The effect these surgical trips have on needy patients is profound to say the least. It was not uncommon for patients to travel several hours – and some up to 17 hours– hoping to see a doctor without truly knowing so until they are seen on Sunday. As the team arrived for triage on day one and walked past the queue of patients, the hope in their eyes was undeniable. Consequently, their level of gratitude following surgery is nearly impossible to describe. The patients interacted with the team, literally saying “God Bless You” as if a true miracle was bestowed upon them. We were all incredibly impressed with the bravery and tenacity shown by these patients, and their willingness to listen to post-op instructions and work with physical therapy.

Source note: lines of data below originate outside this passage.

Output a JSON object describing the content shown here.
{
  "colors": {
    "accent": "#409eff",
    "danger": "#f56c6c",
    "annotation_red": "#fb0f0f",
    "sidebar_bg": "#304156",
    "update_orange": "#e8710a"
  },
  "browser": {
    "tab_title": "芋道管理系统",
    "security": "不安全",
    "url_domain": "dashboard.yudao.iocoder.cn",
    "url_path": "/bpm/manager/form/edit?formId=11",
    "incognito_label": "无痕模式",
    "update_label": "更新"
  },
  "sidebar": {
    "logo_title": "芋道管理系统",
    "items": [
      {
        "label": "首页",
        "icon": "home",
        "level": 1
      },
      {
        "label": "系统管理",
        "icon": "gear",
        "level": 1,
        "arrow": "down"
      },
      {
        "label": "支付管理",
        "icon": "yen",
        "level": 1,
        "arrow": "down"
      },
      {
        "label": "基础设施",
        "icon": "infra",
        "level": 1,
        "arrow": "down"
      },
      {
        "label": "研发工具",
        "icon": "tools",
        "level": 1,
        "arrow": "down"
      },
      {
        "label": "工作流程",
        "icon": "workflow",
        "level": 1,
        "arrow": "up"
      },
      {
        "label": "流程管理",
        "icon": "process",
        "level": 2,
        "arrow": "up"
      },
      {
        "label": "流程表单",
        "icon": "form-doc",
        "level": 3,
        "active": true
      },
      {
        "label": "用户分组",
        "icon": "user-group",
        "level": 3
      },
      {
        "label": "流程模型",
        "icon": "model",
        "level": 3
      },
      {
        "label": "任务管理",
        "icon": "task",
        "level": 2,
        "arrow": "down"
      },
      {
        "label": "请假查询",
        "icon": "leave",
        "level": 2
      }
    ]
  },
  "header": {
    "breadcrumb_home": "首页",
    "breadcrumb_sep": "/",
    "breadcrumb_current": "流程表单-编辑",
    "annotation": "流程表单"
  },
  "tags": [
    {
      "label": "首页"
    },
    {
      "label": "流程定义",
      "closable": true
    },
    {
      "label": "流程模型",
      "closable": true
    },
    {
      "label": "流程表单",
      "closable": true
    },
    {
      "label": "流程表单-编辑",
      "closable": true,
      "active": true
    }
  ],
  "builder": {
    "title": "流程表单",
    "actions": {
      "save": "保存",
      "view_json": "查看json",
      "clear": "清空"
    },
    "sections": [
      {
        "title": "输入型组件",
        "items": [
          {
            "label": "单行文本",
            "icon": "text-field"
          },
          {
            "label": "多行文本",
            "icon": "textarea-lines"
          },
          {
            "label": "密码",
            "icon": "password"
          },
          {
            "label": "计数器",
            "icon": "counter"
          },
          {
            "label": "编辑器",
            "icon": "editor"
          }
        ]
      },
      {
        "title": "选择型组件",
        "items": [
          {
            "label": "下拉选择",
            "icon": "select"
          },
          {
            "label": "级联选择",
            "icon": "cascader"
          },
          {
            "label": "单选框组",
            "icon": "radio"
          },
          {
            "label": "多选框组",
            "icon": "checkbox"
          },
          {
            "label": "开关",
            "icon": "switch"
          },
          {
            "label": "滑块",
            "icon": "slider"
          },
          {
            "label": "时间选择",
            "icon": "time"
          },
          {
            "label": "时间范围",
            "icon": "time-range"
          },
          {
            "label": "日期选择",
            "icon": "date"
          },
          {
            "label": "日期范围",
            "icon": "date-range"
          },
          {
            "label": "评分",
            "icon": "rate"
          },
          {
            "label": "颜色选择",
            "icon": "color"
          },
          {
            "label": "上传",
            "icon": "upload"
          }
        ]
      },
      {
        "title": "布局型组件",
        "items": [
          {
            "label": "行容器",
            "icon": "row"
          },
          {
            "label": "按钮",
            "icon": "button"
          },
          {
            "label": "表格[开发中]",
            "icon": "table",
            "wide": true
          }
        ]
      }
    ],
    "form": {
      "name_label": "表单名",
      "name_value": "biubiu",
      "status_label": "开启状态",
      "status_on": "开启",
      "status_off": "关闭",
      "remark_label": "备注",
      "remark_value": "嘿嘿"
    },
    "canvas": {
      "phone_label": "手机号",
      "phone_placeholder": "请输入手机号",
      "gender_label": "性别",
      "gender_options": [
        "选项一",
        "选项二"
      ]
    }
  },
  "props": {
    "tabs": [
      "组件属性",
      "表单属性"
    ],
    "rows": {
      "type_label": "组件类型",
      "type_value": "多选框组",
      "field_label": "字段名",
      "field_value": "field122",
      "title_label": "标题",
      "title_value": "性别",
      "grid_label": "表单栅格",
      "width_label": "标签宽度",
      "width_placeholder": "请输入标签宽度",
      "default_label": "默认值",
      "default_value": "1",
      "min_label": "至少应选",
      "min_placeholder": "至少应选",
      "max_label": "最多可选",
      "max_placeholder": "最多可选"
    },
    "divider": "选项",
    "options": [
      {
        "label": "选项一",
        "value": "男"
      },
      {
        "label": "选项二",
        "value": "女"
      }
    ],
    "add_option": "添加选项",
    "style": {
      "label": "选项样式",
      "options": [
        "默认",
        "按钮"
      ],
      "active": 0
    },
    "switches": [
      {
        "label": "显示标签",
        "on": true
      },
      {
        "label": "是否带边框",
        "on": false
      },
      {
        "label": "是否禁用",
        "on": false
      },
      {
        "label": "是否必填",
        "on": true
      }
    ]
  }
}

The Hope In Motion and Faith In Practice collaboration had created an environment where 92 patients were operated on in 4 days, performing 55 total knee replacements, 16 total hip replacements, and 21 foot and ankle procedures. It was only later that I learned everyone at Hope in Motion had been asked to participate. In other words, the team is not voluntary, but by invitation only. This diligence creates a vastly experienced collective working towards the same goal and providing as much medical care as possible, all in a very short window of time in unfamiliar working conditions.

Not only was it humbling to see Insight becoming an integral tool to create more efficiency, organization, and planning, but in the hands of these excellent volunteers and organisations, it’s helping to provide the best patient care ever developed for underserved nations.

With further surgical trips planned, all of us are anticipating even greater strides in remote orthopedic care, and we’ll be sure to keep you posted.